Black women leaders are determined to be among the ranks of governors

In the seven years that Higher Heights and the Center of American Women and Politics have been issuing the Black Women in American Politics status updates, the data has consistently highlighted a challenging reality: Although more Black women are running and winning each year, only a handful have hurdled the very significant, long-standing racial and gender barriers to holding elected statewide executive offices. While Black women make up nearly 7 percent of the U.S. population, we account for less than 2 percent of elected officials in this category, and not one Black woman has ever served as governor in the country’s 245-year history.

The historical absence of Black women on the gubernatorial level is a problematic representational void for the nearly 23 million Black women and girls in the U.S., and the almost exclusively white, overwhelmingly male gubernatorial leadership is detrimental to the country as a whole.  

State-specific policies and laws that governors sign into being often impacted people’s lives more significantly than anything created on the national level. What’s more, governors wield a great deal of power over how national policies get implemented and the strength with which some federal laws are enforced in their states. The lack of diversity among governors’ offices means important perspectives, lived experiences and critical knowledge often don’t make their way into the mix that informs these kinds of decisions. 

The lack of gender and racial diversity on the gubernatorial level also means a dearth of diversity in the National Governors Association. Currently, 41 of the association’s members are white men, and four of the five members of color–only one of whom is a woman—represent U.S. territories, not official states. The association was designed to share policy- and lawmaking successes across states and pressure Congress and the White House to reach bipartisan agreements that work for and represent the concerns of all Americans. But it’s pretty impossible for an organization to achieve these public interest goals when its membership is devoid of any impactful level of inclusive perspectives and in particular when Black women—a group that represents a sizable percentage of the U.S. population and that has the highest rate of workforce participation of all women in the U.S. —are completely locked out of gubernatorial representation. 

Any of these reasons is a compelling argument for the critical importance of diversifying gubernatorial leadership, but there are particularly compelling reasons for supporting Black women candidates in their efforts to breakthrough this detrimental gender and racial barrier, not the least of which are the clear qualifications of the ones who recently have and currently are making their bids for governors’ offices. 

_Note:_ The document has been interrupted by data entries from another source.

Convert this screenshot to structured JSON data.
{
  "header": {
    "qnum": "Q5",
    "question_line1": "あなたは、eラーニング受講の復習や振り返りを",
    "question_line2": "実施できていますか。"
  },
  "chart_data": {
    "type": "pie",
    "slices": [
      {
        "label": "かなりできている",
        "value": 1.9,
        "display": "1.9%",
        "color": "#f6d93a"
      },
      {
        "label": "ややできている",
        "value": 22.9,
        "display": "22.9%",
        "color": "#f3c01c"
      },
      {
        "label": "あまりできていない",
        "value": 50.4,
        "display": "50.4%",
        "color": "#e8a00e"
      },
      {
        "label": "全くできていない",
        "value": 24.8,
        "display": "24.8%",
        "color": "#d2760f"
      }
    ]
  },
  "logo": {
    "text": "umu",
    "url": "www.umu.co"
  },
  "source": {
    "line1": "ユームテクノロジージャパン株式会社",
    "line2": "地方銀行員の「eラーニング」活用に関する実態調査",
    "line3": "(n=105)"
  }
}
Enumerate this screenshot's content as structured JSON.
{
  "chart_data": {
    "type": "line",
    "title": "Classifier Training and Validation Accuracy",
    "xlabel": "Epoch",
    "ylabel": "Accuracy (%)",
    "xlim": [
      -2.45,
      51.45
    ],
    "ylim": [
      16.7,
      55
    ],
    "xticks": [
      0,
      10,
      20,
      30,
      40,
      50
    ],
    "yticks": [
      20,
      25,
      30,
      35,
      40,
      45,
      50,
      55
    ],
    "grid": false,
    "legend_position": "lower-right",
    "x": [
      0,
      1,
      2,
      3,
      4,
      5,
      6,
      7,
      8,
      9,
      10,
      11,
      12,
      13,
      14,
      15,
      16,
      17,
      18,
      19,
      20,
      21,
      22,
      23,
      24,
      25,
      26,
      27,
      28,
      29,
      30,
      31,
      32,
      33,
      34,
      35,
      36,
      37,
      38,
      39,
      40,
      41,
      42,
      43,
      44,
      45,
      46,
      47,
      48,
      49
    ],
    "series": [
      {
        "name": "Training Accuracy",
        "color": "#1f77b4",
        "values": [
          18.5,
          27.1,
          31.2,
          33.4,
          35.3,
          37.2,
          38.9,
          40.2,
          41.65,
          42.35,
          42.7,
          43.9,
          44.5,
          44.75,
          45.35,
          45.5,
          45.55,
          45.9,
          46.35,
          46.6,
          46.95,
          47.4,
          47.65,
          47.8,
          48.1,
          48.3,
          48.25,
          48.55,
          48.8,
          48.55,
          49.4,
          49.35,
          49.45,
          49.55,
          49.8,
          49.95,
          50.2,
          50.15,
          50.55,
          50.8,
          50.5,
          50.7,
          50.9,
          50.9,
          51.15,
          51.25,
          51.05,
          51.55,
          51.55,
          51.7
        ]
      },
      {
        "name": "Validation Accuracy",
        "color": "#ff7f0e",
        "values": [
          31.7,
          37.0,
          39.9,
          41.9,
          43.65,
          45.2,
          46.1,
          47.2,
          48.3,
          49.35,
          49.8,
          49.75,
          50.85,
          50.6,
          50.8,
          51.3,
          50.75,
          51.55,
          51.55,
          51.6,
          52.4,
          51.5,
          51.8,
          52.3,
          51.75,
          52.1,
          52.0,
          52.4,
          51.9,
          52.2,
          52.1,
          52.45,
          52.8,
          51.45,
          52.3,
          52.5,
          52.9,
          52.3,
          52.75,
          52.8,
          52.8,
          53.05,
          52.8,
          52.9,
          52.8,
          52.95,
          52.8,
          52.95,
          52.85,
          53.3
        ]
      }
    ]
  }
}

Stacey Abrams’ success in becoming the first Black woman to win a major party nomination for governor and her highly competitive run against the now-incumbent governor, Brian Kemp, in 2018 was the result of years of successful policymaking, relationship building and beneficial representation on behalf of her constituents while she was in the state legislature. More recently, a diverse field of four Black women made their bids for governor of Virginia during the 2021 state primary. Two of the candidates—Jennifer Carroll Foy and Jennifer McClellan, who both have served in the Virginia legislature—came in second and third respectively in the five-candidate Democratic field. They also were among the top fundraisers and endorsement receivers, narrowing the gap on areas of support that have traditionally been withheld from Black women candidates, who despite their qualifications often have been labeled “unelectable.” 

Some largely homogeneous state legislatures are using voter suppression laws to reinforce barriers to Black women’s political leadership gains, but the achievements of former Black women gubernatorial candidates, as well as those who have been successful in serving as lieutenant governor, are making deep cracks that will inevitably shatter the glass ceiling. The forthcoming midterm elections could be the watershed moment for this long-overdue broadening of America’s leadership at the highest levels.

At least six Black women have announced their 2022 gubernatorial runs. The highly qualified candidates include Abrams, who just recently announced her plans to again challenge Kemp for leadership of Georgia. Other candidates include  New York’s Letitia “Tish” James, who is currently the state’s attorney general; Iowa’s Deidre DeJear, whose business has helped more than 600 small businesses across her state and assisted 120 in surviving the pandemic; South Carolina’s Mia McLeod, who is a state senator; and Massachusetts’ Danielle Allen, a nonprofit leader and policy innovator. Each of these women brings diverse experiences and deep knowledge of underrepresented communities that could help positively transform the states they are vying to lead. 

It’s broadly expected that more Black women will enter races for governorships across the country over the next few months. To paraphrase Democratic strategist Seve Schale, Black women have shown they can assemble the ideal big-tent alliances needed to win elections in our fastly diversifying country. They are also capable of providing leadership that is responsive to the broad swath of Americans’ needs — not just the rich and powerful. Now it’s up to voters to decide if we really want a country that delivers on its promises or one that just rests on meaningless words. 

Glynda Carr is president and CEO of Higher Heights for America, the only national organization providing Black women with a political home exclusively dedicated to harnessing their power to expand Black women’s elected representation and voting participation, and advance progressive policies.